Remove duplicate in Flat file

Posted: Mon Jan 31, 2005 2:59 pm
by babbu9
Hi

I was wondering whether there is a way to take out duplicate records in a flat file. The logic basically should be to error out all the duplicate records based on a key and pass unique records to oracle.

Logic

Flat file ------>identify duplicates-----> unique records to oracle
|
|
V
hash file with duplicate records


Please inform.

Thanks

Posted: Mon Jan 31, 2005 3:20 pm
by ketfos
Hi,

1. You can load records from flat file to a hash file.
In the hash file, define the key columns.
So when data is loaded to hash file, duplicate rows would be avoided.

2. Or you may load from flat file directly to Oracle table in which key columns have been defined.
The duplicate records will not be loaded due to integriy constraint in the target Oracle table.


Ketfos

Posted: Mon Jan 31, 2005 4:14 pm
by ray.wurlod
You could pass the data through a QualityStage UNDUP operation.

A hashed file is a good way to remove duplicates based on key value, but is not appropriate otherwise.

If you are contemplating the need to remove duplicate rows, sort the input (use sort as a filter in the Sequential File stage) and use stage variables in a Transformer stage to detect whether you've seen the previous row before.

Posted: Mon Jan 31, 2005 5:29 pm
by chulett
Or use 'sort' as a filter and leverage the '-u' option to sort out only unique records based on your sort keys. :wink:

thank you, how to capture duplicate records

Posted: Mon Jan 31, 2005 6:46 pm
by babbu9
Ray
Thank you for the reply. I was wondering if there was a way for capturing duplicate records when source and target are flat files.

Thanks
Bob
ray.wurlod wrote:You could pass the data through a QualityStage UNDUP operation.

A hashed file is a good way to remove duplicates based on key value, but is not appropriate otherwise.

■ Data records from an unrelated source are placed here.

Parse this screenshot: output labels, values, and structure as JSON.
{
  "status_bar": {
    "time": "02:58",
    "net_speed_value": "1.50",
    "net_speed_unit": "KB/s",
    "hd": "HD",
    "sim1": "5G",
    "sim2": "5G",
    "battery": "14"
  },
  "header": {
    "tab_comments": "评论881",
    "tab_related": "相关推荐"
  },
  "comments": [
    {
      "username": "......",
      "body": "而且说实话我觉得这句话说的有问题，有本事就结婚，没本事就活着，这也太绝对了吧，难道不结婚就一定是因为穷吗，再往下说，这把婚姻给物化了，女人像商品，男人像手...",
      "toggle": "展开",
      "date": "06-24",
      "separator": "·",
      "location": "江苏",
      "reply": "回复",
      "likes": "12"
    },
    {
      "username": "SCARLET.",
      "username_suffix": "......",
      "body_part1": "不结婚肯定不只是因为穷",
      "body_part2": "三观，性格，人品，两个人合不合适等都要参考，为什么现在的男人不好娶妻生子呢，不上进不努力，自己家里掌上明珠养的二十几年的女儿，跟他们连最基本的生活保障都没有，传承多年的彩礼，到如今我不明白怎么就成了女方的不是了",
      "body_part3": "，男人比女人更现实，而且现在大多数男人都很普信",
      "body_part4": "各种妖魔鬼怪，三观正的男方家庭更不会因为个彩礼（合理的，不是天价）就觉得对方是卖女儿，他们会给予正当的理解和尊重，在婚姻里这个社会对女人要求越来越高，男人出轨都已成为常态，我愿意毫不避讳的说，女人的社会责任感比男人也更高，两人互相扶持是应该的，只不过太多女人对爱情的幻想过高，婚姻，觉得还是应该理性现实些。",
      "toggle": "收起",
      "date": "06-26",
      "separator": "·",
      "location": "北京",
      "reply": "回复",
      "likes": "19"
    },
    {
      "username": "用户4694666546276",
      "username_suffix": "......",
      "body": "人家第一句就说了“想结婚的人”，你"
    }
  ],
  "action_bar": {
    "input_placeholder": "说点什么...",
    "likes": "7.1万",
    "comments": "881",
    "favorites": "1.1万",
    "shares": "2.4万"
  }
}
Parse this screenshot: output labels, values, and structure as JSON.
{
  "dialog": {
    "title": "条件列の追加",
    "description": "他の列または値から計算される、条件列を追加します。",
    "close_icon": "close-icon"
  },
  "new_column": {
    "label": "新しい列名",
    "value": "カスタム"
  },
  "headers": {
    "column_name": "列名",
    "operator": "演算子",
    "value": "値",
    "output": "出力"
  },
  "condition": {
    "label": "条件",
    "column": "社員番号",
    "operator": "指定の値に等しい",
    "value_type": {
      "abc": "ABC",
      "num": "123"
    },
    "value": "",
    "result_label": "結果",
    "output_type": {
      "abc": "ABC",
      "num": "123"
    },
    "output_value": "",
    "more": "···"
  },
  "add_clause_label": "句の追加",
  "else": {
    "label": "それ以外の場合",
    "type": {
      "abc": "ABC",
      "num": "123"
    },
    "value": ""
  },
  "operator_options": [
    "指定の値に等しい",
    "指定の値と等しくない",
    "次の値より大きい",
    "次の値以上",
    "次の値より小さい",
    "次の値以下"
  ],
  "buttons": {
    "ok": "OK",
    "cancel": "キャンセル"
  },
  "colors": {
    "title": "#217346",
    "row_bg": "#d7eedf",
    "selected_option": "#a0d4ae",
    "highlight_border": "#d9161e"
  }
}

If you are contemplating the need to remove duplicate rows, sort the input (use sort as a filter in the Sequential File stage) and use stage variables in a Transformer stage to detect whether you've seen the previous row before.
Hi

I was wondering whether there is a way to take out duplicate records in a flat file. The logic basically should be to error out all the duplicate records based on a key and pass unique records to oracle.

Logic

Flat file ------>identify duplicates-----> unique records to oracle
|
|
V
hash file with duplicate records


Please inform.

Thanks

Posted: Mon Jan 31, 2005 6:49 pm
by PilotBaha
Babbu,
the QS will work pretty good for your requirement as Ray mentioned. You can even make this thing a QS only case unless you want to stream the data.

no QS

Posted: Mon Jan 31, 2005 7:29 pm
by babbu9
Hi
Thanks for the reply. The problem is we donot have quality stage. I have to do this just with Datastage 6. Any suggestions in this regard are welcome.

Babu

PilotBaha wrote:Babbu,
the QS will work pretty good for your requirement as Ray mentioned. You can even make this thing a QS only case unless you want to stream the data.

Posted: Mon Jan 31, 2005 7:47 pm
by ray.wurlod
The Transfomer stage with stage variables approach will work irrespective of source and target. The only requirement is that source is sorted.

thanks

Posted: Mon Jan 31, 2005 8:54 pm
by babbu9
Gentleman
Thank you for the advice. Appreciate it.

Babu